On the one hand, I found it enormously difficult to understand exactly what expressive knowledge was meant to be, and it's hard not to see its invocation as somewhat ad hoc. I found it similarly difficult to accept that the notion of expression could do the explanatory work that Gomes needs it to. Perhaps we might say something like the following: Only when the expressive behavior is indeed an expression can we be justified in our judgments about, and hence have knowledge of, others' mentality. But since we have no way of telling when expressive behaviors are in fact expressions, we have no way of telling when our judgments about other minds constitute knowledge. And this seems implausible. We might not always know this, but surely we often do.

On the other hand, I was not convinced that matters were quite as straightforwardly perceptual as McNeill would have us believe. Even if we accept his claim that sometimes there is just something about a person that enables us to tell that they are happy, even when they are not smiling or laughing or producing any behavior normally expressive of happiness, that falls far short of the claim that we see that they are happy, i.e., that our knowledge is perceptual. Other explanations here seem possible. To give just one example: Perhaps there is some kind of mirror neuron activity on which this knowledge is based. (In this case, I suppose we would be making a sort of inference, though perhaps an unconscious one.)

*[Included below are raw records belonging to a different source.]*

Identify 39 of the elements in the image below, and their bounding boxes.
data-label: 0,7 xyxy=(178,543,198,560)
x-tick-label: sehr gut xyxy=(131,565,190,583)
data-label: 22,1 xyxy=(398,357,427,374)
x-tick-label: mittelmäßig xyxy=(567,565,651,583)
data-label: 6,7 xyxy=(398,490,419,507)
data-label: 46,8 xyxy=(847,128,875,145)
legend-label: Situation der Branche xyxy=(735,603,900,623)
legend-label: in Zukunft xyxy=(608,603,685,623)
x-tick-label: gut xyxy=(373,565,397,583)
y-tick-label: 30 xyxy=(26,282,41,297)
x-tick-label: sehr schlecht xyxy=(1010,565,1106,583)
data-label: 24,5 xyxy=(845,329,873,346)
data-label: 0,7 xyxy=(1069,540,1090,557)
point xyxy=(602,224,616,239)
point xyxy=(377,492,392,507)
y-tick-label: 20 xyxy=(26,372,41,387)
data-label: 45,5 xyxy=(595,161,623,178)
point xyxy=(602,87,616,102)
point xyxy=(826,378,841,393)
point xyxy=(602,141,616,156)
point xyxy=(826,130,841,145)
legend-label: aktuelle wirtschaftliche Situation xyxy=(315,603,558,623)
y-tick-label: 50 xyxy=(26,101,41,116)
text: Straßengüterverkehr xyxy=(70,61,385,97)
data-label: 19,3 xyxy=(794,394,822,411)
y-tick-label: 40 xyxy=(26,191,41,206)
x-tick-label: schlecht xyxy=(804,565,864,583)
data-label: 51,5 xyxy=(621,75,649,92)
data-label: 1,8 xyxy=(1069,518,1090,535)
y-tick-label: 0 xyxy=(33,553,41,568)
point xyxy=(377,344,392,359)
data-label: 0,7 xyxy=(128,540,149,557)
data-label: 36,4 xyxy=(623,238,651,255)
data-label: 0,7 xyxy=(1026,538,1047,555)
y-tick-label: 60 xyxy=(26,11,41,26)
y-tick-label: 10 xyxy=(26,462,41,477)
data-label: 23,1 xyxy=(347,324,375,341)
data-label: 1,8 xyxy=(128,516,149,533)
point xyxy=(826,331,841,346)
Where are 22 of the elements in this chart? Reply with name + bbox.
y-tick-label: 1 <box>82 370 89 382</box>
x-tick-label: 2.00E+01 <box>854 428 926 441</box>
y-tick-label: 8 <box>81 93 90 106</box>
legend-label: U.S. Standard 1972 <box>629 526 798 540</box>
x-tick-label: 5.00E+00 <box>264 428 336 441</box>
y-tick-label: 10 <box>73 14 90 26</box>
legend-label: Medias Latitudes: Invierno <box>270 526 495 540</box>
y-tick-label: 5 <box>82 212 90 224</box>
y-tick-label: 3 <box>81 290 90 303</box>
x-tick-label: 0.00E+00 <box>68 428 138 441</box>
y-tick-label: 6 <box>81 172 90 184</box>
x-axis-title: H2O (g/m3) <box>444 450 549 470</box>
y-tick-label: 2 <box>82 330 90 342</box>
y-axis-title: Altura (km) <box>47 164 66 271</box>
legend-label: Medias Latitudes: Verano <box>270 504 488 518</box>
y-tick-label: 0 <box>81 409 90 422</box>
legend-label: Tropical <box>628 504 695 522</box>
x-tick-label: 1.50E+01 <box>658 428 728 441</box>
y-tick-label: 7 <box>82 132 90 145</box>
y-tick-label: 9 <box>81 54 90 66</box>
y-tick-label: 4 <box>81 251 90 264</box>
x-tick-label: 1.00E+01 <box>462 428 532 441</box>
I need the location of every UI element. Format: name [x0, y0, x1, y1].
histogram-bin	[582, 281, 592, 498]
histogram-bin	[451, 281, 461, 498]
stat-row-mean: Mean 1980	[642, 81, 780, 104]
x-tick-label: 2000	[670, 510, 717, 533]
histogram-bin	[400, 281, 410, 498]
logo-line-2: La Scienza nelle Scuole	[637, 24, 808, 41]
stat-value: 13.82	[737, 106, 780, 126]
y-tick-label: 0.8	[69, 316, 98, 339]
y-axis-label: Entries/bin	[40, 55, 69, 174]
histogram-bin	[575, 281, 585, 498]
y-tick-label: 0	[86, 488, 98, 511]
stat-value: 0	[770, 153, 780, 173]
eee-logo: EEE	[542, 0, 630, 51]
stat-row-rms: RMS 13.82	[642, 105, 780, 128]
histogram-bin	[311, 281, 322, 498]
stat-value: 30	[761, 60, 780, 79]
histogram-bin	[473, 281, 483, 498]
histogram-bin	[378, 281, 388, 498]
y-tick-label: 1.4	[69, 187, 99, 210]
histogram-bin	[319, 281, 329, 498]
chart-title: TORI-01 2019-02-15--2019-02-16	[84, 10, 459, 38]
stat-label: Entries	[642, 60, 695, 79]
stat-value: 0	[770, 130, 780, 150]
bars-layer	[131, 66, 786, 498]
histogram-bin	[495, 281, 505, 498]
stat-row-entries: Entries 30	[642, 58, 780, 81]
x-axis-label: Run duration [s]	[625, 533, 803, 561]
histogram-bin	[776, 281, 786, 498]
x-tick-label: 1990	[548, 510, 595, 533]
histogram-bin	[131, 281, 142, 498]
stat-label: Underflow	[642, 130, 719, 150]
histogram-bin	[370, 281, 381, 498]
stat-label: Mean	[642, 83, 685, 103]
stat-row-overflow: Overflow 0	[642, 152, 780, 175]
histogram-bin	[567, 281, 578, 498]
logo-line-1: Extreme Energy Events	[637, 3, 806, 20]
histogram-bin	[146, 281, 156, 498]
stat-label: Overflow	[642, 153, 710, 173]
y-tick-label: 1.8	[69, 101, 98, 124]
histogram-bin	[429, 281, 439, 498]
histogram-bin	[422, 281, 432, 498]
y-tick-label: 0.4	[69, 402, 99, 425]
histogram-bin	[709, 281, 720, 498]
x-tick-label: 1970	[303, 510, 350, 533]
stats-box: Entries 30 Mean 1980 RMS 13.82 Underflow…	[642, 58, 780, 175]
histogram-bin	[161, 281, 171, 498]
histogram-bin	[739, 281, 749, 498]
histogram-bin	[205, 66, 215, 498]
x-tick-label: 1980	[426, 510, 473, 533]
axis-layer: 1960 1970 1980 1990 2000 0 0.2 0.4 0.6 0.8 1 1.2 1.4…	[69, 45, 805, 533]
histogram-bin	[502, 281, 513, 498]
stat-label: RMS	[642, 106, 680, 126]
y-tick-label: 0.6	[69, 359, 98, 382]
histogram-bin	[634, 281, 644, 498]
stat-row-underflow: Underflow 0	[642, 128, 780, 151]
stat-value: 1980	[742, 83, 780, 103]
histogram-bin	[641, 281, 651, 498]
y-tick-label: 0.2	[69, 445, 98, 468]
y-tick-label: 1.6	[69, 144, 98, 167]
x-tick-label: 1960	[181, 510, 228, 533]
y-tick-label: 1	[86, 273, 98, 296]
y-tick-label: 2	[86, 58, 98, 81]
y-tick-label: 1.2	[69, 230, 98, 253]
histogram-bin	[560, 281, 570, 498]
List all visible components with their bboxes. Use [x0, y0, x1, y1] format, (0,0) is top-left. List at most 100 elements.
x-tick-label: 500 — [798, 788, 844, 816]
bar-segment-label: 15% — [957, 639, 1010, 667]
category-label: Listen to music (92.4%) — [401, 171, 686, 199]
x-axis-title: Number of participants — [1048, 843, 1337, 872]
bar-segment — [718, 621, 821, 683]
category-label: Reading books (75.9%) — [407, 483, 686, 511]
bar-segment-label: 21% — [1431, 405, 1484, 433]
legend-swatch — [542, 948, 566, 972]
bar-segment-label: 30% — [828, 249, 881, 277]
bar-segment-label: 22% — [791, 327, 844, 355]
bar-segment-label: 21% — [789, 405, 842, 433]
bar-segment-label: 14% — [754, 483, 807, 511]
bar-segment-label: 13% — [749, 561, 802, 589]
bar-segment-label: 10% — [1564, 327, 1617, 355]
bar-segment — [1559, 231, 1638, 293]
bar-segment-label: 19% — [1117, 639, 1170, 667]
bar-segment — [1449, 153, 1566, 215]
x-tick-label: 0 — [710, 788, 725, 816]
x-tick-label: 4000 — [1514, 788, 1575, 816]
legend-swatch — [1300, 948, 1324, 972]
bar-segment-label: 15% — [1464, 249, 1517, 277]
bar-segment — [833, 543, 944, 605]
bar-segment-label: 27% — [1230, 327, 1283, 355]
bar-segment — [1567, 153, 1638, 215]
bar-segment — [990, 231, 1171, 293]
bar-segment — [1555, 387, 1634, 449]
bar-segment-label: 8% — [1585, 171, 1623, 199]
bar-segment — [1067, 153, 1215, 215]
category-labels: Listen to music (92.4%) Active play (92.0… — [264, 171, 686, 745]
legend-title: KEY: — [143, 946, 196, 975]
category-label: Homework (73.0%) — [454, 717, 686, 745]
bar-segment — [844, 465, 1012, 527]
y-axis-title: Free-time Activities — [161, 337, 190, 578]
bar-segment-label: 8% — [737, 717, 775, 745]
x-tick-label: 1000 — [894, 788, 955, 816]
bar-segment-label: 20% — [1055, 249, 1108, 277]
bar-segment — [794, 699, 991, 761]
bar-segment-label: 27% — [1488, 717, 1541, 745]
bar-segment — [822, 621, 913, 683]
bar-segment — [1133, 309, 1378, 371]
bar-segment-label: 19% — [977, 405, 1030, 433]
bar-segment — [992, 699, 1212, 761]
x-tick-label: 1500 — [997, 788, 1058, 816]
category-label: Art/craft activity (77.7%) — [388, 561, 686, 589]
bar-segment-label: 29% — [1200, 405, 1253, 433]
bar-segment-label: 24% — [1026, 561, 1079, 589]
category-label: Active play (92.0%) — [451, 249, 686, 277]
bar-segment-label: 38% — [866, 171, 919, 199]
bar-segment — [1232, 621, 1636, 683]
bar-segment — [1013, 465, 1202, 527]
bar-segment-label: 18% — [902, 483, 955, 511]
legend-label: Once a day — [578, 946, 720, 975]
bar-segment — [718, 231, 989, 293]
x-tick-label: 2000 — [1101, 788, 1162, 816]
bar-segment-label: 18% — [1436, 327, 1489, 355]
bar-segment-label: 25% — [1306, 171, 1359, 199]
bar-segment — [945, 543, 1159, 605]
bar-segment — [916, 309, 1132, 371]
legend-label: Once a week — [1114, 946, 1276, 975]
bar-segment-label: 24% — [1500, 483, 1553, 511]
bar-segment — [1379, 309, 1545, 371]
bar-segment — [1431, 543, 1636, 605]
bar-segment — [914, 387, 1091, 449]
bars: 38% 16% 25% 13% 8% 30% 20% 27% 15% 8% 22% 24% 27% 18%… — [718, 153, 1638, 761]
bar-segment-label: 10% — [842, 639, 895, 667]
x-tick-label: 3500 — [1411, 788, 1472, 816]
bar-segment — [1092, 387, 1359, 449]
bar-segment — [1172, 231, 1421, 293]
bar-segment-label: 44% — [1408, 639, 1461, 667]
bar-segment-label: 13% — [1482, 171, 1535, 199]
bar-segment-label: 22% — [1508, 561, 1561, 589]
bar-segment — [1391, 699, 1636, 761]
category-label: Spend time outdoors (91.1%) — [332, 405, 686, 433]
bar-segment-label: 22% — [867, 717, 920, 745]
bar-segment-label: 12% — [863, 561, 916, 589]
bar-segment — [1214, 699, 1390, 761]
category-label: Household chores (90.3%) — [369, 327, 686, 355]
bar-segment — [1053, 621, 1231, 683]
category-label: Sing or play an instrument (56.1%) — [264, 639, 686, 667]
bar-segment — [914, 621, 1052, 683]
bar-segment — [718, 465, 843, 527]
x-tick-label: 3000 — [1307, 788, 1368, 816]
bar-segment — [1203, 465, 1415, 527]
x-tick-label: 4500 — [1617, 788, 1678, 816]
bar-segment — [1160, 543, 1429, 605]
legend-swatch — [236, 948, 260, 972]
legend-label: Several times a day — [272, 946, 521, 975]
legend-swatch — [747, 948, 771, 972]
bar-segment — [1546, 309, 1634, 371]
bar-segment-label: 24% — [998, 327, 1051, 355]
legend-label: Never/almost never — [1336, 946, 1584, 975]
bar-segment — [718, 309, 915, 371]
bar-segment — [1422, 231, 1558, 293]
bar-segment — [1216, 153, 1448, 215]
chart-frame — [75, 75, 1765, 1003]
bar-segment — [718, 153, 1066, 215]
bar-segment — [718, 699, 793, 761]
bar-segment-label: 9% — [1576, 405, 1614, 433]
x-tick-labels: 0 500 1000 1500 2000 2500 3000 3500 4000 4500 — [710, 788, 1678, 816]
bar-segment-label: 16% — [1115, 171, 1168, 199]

But even though I was not fully convinced by either of these papers, I learned quite a bit from engaging with them and, more generally, with the volume as a whole. One might raise some quibbles about the volume's organizational structure. For example, one might have expected from Parrott's introduction that there would be roughly equal sections on each of the three problems that he delineated, or at least that the papers would be divided into sections according to the framing that he provided. Instead, that framing seems somewhat distinct from the way the contributions actually proceed, both in terms of the order in which they're presented in the volume (for example, given that Overgaard's contribution addresses the processing problem, it's puzzling that it is separated from the other two papers addressing this) and in terms of the issues that are front and center in the discussions themselves. As a result, the volume feels somewhat less cohesive than one might have liked. But these are all minor issues, and they should not be given undue weight. All of the contributions are of uniformly high quality, and the editors are to be commended for that. Perhaps most importantly, it's clear that any reader interested in learning about the current state of play in the other minds debate will benefit from reading the volume.